The very next day Rampike and Corbett started up the bluffs above the dug-out. Down below them the ice in the Frazer was already beginning to "run," but the snow on the mountain-sides lay hard and unmelted still, so that travelling without snowshoes was fatiguing in the last degree. From the top of the ridge the two men got a good view of the country through which they had to travel. The mountains, as far as they could see, followed the course of the Frazer until its junction with the Chilcotin, where they bent into a kind of elbow; in fact the two rivers and their attendant mountains formed two sides of a triangle, between which lay gulches and ravines innumerable, and the base of this triangle was the course laid out for them by Phon.
"Looks as if that Chinee corpse had bin laughin' at us after all," muttered Rampike. "A man would want wings to cross that country."
"Never mind, let's try it, Jim," said Corbett; and together the two men pressed on, floundering sometimes up to their armpits in the deep snow, and sometimes finding an easy way where the country at first sight appeared impassable.

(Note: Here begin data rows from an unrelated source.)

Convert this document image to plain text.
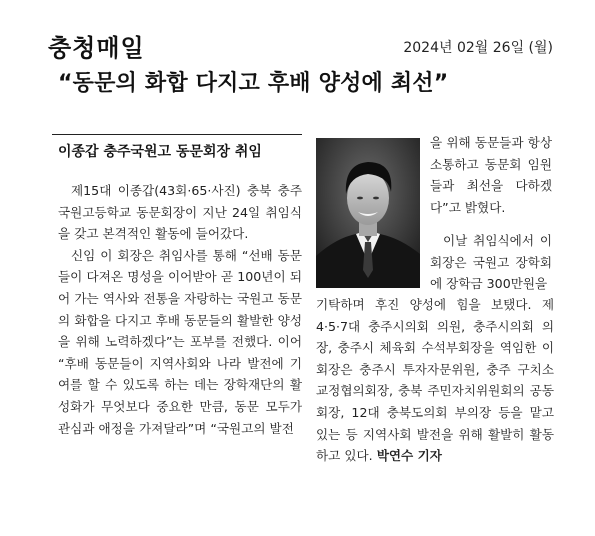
충청매일	2024년 02월 26일 (월)
“동문의 화합 다지고 후배 양성에 최선”
이종갑 충주국원고 동문회장 취임

제15대 이종갑(43회·65·사진) 충북 충주 국원고등학교 동문회장이 지난 24일 취임식을 갖고 본격적인 활동에 들어갔다.

신임 이 회장은 취임사를 통해 “선배 동문들이 다져온 명성을 이어받아 곧 100년이 되어 가는 역사와 전통을 자랑하는 국원고 동문의 화합을 다지고 후배 동문들의 활발한 양성을 위해 노력하겠다”는 포부를 전했다. 이어 “후배 동문들이 지역사회와 나라 발전에 기여를 할 수 있도록 하는 데는 장학재단의 활성화가 무엇보다 중요한 만큼, 동문 모두가 관심과 애정을 가져달라”며 “국원고의 발전

을 위해 동문들과 항상 소통하고 동문회 임원들과 최선을 다하겠다”고 밝혔다.

이날 취임식에서 이 회장은 국원고 장학회에 장학금 300만원을

기탁하며 후진 양성에 힘을 보탰다. 제4·5·7대 충주시의회 의원, 충주시의회 의장, 충주시 체육회 수석부회장을 역임한 이 회장은 충주시 투자자문위원, 충주 구치소 교정협의회장, 충북 주민자치위원회의 공동회장, 12대 충북도의회 부의장 등을 맡고 있는 등 지역사회 발전을 위해 활발히 활동하고 있다. 박연수 기자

On the third day of their journey, towards evening, they entered a narrow snow-choked canyon, which seemed to lead through the second main ridge of mountains to the Chilcotin.

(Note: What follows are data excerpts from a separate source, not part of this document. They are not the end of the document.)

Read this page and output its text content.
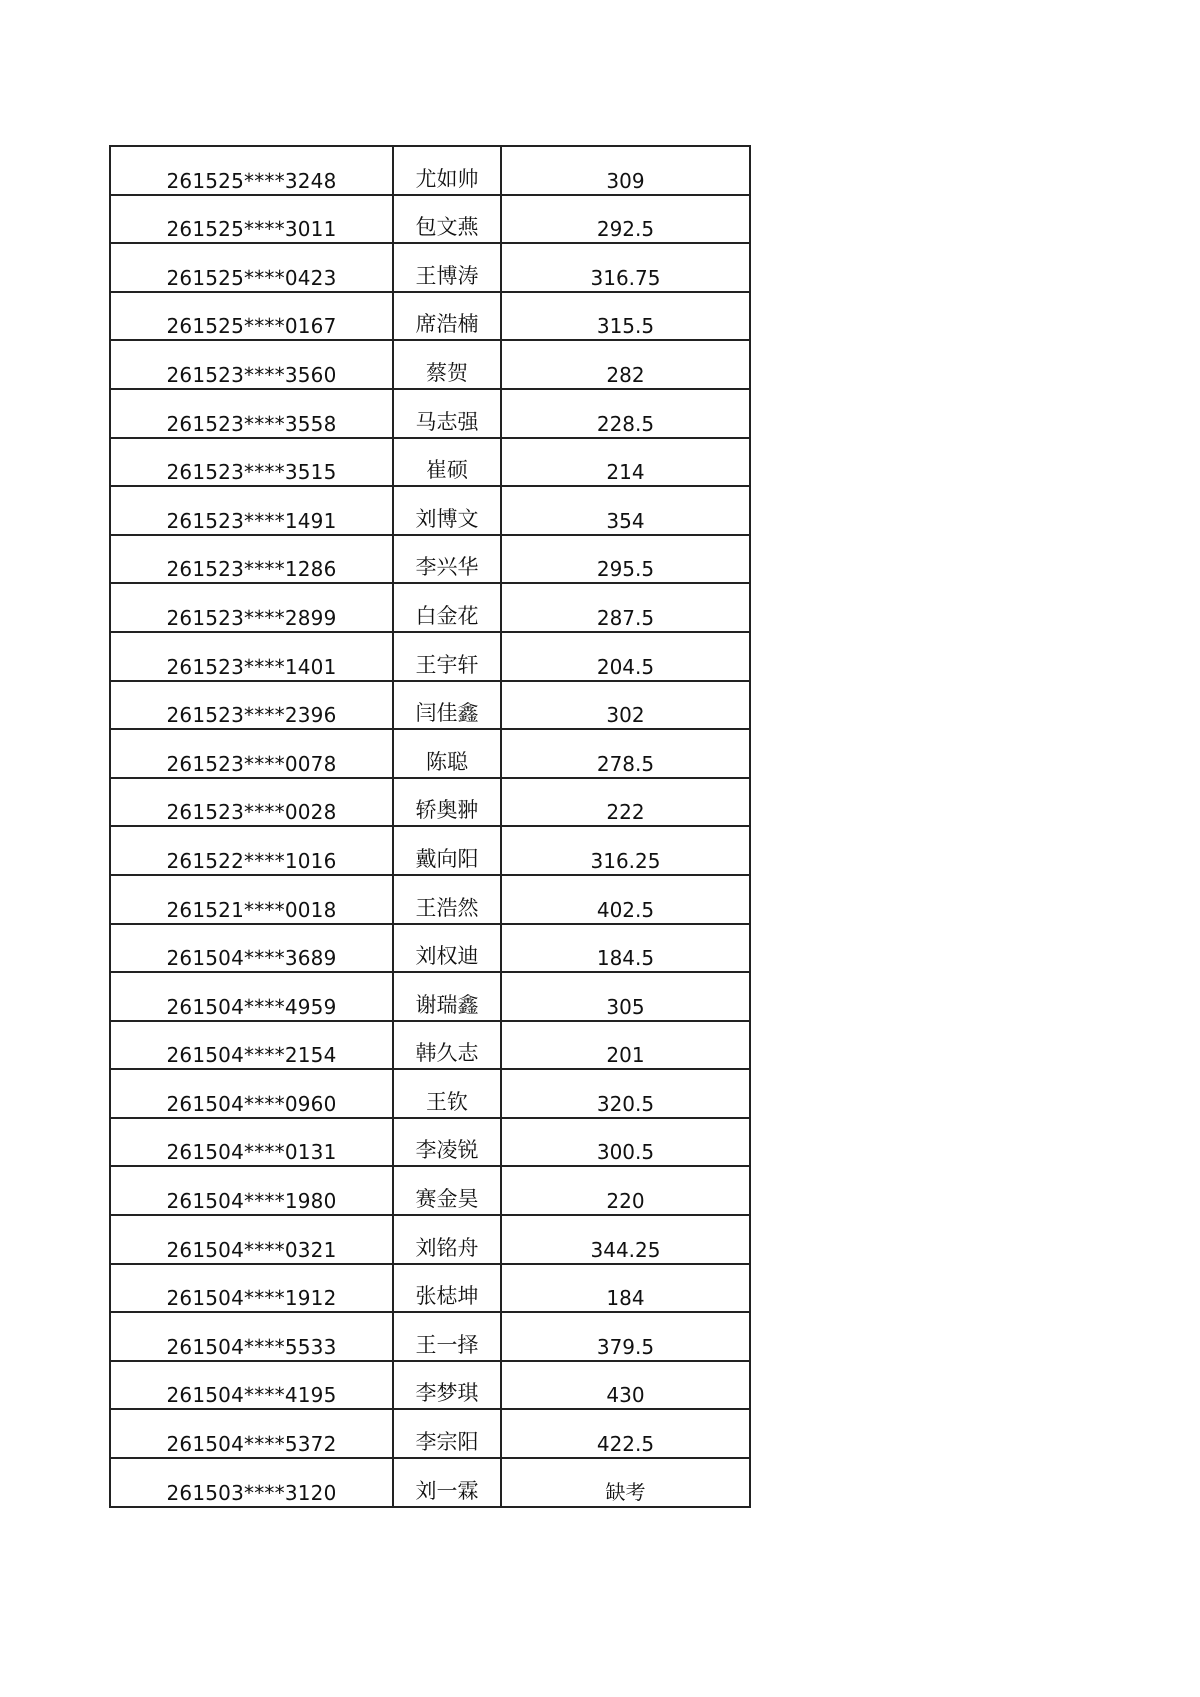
261525****3248	尤如帅	309
261525****3011	包文燕	292.5
261525****0423	王博涛	316.75
261525****0167	席浩楠	315.5
261523****3560	蔡贺	282
261523****3558	马志强	228.5
261523****3515	崔硕	214
261523****1491	刘博文	354
261523****1286	李兴华	295.5
261523****2899	白金花	287.5
261523****1401	王宇轩	204.5
261523****2396	闫佳鑫	302
261523****0078	陈聪	278.5
261523****0028	轿奥翀	222
261522****1016	戴向阳	316.25
261521****0018	王浩然	402.5
261504****3689	刘权迪	184.5
261504****4959	谢瑞鑫	305
261504****2154	韩久志	201
261504****0960	王钦	320.5
261504****0131	李凌锐	300.5
261504****1980	赛金昊	220
261504****0321	刘铭舟	344.25
261504****1912	张梽坤	184
261504****5533	王一择	379.5
261504****4195	李梦琪	430
261504****5372	李宗阳	422.5
261503****3120	刘一霖	缺考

As they entered this canyon Ned Corbett paused and looked searchingly up and down it, as if looking for some sign to distinguish it from its fellows.
But he found none. Like a hundred others which they had seen, this gully was deep and narrow and full of snow. The pines which grew on its sides seemed only just able to keep their heads above the white flood. Somewhere far down below, no doubt, there was a creek, which sang and flashed in the summer sunlight; but it was buried now out of sight by the snow and gagged by the frost.
"Do you think you know this here place, Ned?" asked Rampike, who had been watching his comrade's face.
"I feel as if I did, and yet I can't see anything, Jim, that I could swear to."
"Is that so? Well, it's no matter, because we must stick to this canyon anyway. It leads out on to the Chilcotin," replied the old man, and so saying he led on.